Di awal tahun ini hadirlah sebuah film berjudul Escape Room yang dibesut oleh Adam Robitel – seorang sutradara muda yang tahun lalu membesut Insidious: The Last Key. Premisenya cukup menarik: bagaimana kalau orang-orang yang terkunci di dalam Escape Room harus memecahkan teka-teki, memikirkan jalan keluar dengan taruhan nyawa mereka? Yang menarik film dengan premise yang sama dan juga judul yang sama pernah dirilis di tahun 2017 tetapi gagal di pasaran. Apakah versi kali ini bisa mengubah tren tersebut?

maxresdefault
Solve the Puzzle

Zoey, Mike, Amanda, Jason, Danny, dan Ben tidak saling kenal satu sama lain sebelum mereka bermain dalam Escape Room yang dibuat oleh perusahaan Minos. Kenapa mereka sampai tertarik untuk mengikuti permainan ini? Iming-iming hadiah besar sejumlah 10,000 USD. Untuk sebuah permainan Escape Room itu jelas bukan jumlah yang sedikit! Setelah keenamnya setuju bermain di dalam permainan ini mereka baru menyadari bahwa ini adalah permainan maut. Kalau mereka sampai gagal meloloskan diri maka mereka benar-benar akan mati oleh perangkap-perangkap yang ada di dalam Escape Room ini.

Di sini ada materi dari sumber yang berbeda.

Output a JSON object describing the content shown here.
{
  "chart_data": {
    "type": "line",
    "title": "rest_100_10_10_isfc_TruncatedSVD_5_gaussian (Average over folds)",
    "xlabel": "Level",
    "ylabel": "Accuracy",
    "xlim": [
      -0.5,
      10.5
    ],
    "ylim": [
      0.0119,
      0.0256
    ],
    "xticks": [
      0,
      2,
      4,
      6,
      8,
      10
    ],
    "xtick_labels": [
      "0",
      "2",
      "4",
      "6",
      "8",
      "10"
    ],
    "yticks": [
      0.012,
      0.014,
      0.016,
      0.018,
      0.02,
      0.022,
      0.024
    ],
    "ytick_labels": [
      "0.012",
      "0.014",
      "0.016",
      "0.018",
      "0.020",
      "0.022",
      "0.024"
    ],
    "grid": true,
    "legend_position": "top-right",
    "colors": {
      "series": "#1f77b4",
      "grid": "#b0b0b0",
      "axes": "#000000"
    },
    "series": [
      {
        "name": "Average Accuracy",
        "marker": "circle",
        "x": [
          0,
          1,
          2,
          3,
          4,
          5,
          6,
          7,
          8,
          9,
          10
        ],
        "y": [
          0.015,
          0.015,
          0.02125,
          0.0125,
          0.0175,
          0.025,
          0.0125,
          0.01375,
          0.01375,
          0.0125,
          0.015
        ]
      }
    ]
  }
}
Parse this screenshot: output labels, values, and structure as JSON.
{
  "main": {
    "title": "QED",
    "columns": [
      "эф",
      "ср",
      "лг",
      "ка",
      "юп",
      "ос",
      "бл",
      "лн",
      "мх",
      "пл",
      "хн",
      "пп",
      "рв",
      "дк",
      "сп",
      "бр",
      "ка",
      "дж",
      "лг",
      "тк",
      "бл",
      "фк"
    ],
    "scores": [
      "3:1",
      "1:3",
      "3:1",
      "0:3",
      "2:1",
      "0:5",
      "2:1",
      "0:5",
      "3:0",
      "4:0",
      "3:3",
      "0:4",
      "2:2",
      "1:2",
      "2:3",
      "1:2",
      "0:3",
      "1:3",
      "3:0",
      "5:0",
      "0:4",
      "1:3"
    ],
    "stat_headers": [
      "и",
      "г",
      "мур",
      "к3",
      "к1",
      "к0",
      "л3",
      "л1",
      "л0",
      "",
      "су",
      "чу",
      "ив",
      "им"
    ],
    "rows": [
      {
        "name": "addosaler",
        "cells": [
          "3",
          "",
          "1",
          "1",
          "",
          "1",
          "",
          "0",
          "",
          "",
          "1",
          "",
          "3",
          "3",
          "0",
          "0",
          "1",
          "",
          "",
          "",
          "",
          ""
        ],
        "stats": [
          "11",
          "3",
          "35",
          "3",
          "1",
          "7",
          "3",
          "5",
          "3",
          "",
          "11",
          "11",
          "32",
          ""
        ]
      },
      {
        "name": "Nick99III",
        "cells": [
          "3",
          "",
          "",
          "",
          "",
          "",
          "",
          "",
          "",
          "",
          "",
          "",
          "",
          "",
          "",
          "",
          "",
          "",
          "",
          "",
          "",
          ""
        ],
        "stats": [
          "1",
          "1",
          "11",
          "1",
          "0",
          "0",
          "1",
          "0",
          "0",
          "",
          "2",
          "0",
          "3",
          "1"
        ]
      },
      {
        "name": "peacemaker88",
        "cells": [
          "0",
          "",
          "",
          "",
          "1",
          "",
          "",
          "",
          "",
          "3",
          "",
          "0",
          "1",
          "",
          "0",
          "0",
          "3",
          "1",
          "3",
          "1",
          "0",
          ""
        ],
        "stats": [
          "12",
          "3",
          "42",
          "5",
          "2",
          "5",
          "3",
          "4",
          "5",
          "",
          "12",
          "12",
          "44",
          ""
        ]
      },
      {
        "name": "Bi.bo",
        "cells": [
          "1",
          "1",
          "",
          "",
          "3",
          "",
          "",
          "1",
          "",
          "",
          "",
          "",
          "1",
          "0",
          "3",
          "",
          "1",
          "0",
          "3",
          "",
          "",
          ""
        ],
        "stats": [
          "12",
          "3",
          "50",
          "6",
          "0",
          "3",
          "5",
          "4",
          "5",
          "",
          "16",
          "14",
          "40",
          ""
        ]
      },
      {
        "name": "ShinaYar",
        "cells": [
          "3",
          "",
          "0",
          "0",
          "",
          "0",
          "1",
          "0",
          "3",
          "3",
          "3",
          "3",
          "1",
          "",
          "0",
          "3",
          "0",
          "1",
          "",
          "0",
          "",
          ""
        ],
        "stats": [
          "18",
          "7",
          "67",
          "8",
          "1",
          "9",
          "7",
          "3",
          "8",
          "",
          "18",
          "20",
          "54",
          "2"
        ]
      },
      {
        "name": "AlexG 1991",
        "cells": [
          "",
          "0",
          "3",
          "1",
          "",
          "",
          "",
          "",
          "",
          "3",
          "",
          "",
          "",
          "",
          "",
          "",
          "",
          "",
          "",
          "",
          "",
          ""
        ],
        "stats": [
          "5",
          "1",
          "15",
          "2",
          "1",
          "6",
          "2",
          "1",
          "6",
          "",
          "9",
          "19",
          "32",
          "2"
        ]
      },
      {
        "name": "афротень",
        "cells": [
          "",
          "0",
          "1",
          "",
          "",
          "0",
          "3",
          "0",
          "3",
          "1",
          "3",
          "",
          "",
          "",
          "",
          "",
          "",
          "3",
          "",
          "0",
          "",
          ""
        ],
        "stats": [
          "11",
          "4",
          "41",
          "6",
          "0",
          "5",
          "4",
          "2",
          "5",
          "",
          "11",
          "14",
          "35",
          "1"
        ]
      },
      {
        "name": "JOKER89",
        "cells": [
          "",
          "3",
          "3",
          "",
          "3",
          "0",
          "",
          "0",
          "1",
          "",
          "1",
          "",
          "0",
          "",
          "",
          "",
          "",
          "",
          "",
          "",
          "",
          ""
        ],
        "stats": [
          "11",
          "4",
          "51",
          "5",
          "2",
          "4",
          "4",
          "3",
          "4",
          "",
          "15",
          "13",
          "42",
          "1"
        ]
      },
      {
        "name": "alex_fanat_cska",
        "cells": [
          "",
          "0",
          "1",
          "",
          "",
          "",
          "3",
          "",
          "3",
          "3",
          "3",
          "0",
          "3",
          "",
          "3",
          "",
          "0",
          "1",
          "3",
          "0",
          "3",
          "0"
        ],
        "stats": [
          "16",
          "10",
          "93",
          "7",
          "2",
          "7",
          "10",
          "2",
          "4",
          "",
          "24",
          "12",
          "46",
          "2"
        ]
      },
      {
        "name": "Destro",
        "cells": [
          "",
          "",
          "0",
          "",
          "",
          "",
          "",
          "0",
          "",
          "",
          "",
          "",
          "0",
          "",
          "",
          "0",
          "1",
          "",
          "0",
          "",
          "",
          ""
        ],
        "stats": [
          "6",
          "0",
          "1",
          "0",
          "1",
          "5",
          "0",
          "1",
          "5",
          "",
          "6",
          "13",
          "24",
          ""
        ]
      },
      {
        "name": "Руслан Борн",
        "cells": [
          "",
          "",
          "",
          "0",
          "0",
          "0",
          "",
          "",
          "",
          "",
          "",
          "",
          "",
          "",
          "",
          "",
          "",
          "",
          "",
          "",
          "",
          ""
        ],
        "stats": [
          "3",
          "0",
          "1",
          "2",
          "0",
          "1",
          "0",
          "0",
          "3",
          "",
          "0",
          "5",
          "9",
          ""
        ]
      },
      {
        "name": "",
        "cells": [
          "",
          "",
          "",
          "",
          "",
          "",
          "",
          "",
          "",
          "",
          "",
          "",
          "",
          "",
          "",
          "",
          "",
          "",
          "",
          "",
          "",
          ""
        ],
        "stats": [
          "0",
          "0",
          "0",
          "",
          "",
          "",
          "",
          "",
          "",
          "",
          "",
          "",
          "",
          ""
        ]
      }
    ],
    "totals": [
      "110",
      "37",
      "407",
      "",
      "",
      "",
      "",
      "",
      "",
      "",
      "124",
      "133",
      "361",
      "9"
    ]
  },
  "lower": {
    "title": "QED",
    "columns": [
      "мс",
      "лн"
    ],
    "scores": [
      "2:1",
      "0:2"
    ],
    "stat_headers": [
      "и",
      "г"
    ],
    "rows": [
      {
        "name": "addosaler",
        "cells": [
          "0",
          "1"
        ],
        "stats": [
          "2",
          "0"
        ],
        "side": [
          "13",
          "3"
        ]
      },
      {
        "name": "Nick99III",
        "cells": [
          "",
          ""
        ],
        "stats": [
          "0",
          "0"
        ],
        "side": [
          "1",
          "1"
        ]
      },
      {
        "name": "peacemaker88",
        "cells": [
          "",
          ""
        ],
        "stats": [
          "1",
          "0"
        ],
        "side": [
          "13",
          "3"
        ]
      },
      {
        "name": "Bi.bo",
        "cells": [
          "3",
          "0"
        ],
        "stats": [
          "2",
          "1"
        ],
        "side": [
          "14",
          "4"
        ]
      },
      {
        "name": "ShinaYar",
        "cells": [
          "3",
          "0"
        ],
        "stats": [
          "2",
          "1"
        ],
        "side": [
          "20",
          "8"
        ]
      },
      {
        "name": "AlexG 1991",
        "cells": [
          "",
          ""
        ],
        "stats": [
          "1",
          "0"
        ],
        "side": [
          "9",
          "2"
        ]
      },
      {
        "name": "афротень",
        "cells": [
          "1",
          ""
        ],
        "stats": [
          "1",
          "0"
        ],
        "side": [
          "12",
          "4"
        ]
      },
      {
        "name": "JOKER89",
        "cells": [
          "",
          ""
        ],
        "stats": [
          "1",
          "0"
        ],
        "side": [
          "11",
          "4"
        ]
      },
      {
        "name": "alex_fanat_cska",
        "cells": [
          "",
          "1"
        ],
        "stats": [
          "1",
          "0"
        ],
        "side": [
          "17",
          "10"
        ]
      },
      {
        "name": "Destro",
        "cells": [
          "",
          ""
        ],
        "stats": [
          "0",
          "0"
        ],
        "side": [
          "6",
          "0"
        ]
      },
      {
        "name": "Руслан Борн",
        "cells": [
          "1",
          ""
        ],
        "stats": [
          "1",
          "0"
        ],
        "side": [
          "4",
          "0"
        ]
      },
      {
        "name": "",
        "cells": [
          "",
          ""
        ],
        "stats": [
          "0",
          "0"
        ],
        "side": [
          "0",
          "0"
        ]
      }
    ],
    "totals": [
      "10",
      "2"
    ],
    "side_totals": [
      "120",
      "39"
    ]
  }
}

Bisakah keenamnya bekerjasama dan meloloskan diri dari permainan maut? Apa tujuan perusahaan Minos menciptakan permainan mematikan ini?

images (5)
Hello Karen Page from Daredevil

Di luar dugaan Escape Room ternyata sukses menjadi tontonan yang menghibur di awal tahun. Kunci dari kesuksesan ini ada pada dua hal: yang pertama adalah casting yang impresif. Walaupun tidak ada bintang kelas atas di film ini mereka yang terlibat dalam proyek adalah artis-artis TV yang ada dalam karya-karya berbobot: mulai dari Taylor Russell dalam Lost in Space, Tyler Labine yang malang melintang di dunia serial, sampai Deborah Ann Woll yang kondang dalam Marvel Netflix Universe. Kerap kali film seperti ini hanya berisi orang-orang menyebalkan yang membuat kita tak sabar melihat mereka mati tetapi tidak di film ini. Keenam karakter utamanya cukup likable dan simpatik sehingga kita berharap mereka bisa selamat.

Satu hal lainnya lagi adalah kemampuan Robitel menjaga tensi cerita. Hal ini paling jelas terlihat di 3/4 film di mana ketegangan film terus membuat penonton mencengkeram bangku karena jebakan-jebakan maut dan puzzle cerdik yang harus dihadapi dan dipecahkan oleh keenamnya. Sayangnya seperempat akhir ketika twist sudah mulai terbaca membuat film ini mendadak kehilangan momentumnya. 10 menit terakhir dalam film ini bahkan seperti didedikasikan untuk membuat setup film sekuel berikutnya. Sepertinya Robitel dan orang-orang yang terlibat di proyek ini sudah pede bahwa film ini akan meraup untung dan sukses di box office!

images (6)
The Final Frontier?

Pada akhirnya Escape Room adalah sebuah tontonan yang lumayan memacu adrenalin – terbantu juga dengan scoring yang menghentak dari Brian Tyler. Awalnya saya menyangka bahwa ini adalah torture porn ala Saw tetapi saya salah. Kalau kalian adalah penggemar film ala Saw tapi tidak suka dengan tingkat gore yang berlebihan: this is the movie for you. Can you escape it?